Collard greens are normally harvested in 70 - 80 days. The tender young leaves can be harvested as soon as they reach a size that is easy for picking.



Insects and Pests:


All members of the cabbage family are extremely susceptible to insects. Collards are no exception. Among the most common are aphids, and cabbage loopers. Cabbage loopers the larva stage of a moth. Those white moths that visit your garden and yard are the culprits. Effective treatment in the home garden is to place a screen over the plant so the moth can not lay her eggs.

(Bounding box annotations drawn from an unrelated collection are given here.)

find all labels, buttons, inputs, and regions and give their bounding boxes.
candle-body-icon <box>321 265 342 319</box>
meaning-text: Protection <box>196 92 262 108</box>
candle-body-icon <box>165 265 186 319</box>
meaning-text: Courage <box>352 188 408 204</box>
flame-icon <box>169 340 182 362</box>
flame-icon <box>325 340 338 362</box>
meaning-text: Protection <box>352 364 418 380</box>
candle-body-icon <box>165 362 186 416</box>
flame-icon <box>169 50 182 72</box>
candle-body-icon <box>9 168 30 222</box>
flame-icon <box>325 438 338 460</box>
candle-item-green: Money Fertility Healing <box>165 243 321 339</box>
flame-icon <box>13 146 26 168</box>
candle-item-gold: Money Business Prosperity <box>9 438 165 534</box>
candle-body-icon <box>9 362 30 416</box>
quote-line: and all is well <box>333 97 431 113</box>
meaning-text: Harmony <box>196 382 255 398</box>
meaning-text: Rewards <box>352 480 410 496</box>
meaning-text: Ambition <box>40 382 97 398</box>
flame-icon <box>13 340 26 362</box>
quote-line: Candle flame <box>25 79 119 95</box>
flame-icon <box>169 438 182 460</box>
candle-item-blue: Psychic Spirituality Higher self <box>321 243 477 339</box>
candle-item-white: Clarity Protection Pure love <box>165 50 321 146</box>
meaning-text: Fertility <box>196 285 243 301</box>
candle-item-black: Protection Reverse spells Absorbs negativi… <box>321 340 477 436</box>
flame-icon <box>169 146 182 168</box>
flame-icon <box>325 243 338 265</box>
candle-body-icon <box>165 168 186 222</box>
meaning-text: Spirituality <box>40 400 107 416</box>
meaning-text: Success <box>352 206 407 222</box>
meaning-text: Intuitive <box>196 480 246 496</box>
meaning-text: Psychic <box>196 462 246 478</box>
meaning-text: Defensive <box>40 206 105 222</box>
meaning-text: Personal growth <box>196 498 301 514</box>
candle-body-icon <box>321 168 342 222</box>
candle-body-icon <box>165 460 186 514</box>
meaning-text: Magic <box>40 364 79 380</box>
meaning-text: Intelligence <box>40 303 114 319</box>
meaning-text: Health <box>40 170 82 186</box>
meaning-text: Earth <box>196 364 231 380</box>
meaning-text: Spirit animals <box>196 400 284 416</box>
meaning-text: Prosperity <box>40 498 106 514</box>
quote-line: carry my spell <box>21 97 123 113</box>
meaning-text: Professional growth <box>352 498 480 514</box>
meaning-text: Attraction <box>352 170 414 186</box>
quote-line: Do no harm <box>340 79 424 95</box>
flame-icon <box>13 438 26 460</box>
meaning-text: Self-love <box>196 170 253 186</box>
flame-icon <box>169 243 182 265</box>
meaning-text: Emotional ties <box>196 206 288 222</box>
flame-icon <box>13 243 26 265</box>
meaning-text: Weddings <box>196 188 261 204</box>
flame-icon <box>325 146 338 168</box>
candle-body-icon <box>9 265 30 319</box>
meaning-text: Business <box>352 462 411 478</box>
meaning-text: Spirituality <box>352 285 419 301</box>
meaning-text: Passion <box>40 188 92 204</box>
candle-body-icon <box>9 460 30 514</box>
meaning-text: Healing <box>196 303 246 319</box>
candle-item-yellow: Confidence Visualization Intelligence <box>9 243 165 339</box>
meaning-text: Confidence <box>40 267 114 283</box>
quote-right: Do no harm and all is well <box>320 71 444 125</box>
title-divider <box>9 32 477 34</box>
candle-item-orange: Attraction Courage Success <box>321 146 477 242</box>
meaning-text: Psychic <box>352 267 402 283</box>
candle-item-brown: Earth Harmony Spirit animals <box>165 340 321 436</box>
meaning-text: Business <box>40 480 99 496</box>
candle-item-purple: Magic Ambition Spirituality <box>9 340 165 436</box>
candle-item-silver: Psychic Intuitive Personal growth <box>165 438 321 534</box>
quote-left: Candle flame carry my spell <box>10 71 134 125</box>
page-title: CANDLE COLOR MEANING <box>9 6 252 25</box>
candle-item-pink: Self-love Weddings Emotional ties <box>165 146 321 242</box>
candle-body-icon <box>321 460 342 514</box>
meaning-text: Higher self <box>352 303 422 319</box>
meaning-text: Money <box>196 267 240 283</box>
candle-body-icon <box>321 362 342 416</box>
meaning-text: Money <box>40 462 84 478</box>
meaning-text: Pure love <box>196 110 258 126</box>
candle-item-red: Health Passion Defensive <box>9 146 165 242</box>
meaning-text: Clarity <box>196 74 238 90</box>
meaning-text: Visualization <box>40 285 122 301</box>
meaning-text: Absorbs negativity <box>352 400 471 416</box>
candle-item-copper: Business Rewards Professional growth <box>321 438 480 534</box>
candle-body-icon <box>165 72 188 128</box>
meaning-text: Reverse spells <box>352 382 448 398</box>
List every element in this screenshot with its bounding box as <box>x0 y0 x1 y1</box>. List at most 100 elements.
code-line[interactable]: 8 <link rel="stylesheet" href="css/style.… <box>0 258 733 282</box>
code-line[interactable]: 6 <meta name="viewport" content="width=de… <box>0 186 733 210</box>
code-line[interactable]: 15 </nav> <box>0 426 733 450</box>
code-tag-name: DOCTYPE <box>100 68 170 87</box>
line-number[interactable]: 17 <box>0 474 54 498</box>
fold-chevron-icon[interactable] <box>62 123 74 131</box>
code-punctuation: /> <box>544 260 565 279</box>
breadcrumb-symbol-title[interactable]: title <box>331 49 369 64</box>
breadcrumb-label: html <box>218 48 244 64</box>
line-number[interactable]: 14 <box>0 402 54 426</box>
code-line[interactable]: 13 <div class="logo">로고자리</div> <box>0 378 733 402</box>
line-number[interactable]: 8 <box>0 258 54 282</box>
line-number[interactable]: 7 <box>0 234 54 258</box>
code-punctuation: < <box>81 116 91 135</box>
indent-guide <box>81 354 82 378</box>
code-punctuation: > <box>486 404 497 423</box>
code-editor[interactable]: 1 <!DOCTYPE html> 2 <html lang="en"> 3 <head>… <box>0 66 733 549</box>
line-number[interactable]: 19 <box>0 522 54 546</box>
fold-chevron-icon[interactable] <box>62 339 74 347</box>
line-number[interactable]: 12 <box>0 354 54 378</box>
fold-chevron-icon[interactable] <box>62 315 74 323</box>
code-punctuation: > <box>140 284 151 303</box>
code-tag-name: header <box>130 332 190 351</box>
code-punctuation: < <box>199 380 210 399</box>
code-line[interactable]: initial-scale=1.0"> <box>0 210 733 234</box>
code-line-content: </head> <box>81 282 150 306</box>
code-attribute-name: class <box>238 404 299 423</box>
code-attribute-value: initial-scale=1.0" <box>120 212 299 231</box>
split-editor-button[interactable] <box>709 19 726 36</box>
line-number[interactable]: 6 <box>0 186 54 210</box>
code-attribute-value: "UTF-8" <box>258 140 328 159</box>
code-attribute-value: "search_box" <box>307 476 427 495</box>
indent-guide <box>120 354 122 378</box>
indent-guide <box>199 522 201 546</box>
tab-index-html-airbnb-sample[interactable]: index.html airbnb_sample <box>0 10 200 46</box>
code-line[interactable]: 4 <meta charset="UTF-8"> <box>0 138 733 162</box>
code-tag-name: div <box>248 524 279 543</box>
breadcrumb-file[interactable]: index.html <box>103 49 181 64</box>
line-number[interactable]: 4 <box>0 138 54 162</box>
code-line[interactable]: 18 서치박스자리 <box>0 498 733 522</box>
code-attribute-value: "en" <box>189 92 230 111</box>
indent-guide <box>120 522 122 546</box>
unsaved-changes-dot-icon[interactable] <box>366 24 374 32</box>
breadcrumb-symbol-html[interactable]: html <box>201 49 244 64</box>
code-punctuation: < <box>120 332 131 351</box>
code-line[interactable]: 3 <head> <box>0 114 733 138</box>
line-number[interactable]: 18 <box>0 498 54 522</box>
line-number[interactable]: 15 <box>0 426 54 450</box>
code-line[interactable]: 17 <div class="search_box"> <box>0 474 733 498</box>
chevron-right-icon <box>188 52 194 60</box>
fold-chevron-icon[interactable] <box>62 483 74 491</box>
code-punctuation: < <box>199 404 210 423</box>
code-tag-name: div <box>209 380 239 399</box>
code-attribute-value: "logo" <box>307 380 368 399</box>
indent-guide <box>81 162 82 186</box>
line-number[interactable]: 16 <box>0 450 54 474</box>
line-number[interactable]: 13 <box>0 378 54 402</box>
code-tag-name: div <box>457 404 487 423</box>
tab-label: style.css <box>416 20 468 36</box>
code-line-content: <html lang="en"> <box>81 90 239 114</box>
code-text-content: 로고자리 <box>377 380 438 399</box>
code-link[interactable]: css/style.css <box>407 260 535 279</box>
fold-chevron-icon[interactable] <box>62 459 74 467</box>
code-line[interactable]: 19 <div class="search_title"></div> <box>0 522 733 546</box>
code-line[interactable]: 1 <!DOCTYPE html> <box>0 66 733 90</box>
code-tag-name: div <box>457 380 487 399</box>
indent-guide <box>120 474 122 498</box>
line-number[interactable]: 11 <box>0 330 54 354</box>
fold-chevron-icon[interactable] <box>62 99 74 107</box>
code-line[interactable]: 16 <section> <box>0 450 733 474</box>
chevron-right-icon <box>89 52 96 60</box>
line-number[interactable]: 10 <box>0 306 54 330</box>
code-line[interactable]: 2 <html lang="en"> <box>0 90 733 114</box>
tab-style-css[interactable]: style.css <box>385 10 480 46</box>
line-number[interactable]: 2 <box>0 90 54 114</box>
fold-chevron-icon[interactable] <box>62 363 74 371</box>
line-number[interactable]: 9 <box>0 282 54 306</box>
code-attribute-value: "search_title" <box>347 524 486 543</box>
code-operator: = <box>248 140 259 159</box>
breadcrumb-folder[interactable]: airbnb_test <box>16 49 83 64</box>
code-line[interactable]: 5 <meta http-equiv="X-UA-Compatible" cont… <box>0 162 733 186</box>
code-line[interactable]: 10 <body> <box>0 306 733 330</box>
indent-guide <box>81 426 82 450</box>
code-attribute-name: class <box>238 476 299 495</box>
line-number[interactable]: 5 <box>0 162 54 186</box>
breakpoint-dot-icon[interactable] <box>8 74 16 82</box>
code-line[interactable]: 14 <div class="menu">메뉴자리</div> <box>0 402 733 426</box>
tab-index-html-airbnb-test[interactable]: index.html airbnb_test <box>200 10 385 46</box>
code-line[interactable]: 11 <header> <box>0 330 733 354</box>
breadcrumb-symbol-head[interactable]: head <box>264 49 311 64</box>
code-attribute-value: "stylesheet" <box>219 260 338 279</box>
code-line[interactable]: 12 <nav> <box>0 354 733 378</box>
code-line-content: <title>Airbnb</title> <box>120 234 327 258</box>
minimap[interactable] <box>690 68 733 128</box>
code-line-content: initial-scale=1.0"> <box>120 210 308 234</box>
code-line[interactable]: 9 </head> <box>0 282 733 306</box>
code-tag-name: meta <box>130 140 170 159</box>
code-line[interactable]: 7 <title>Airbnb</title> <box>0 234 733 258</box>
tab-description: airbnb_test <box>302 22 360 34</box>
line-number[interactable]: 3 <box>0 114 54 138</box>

Commercial growers apply insecticides to control them. Aphids are controlled by frequent spraying. Organic controls in the form of soap or garlic sprays are also effective.


Disease:


Collards are fairly resistant to most diseases.


Hardiness:


Collards, as previously mentioned, are among the hardiest of annuals. The plants can withstand temperatures into the upper 20's. You know you have a hardy plant when you go out to the garden in December, brush a little snow away, and harvest some vegetables.

Did you Know? For all members of the cabbage family, flavor is better in cool weather. Most growers will attest that the flavor is best after a frost.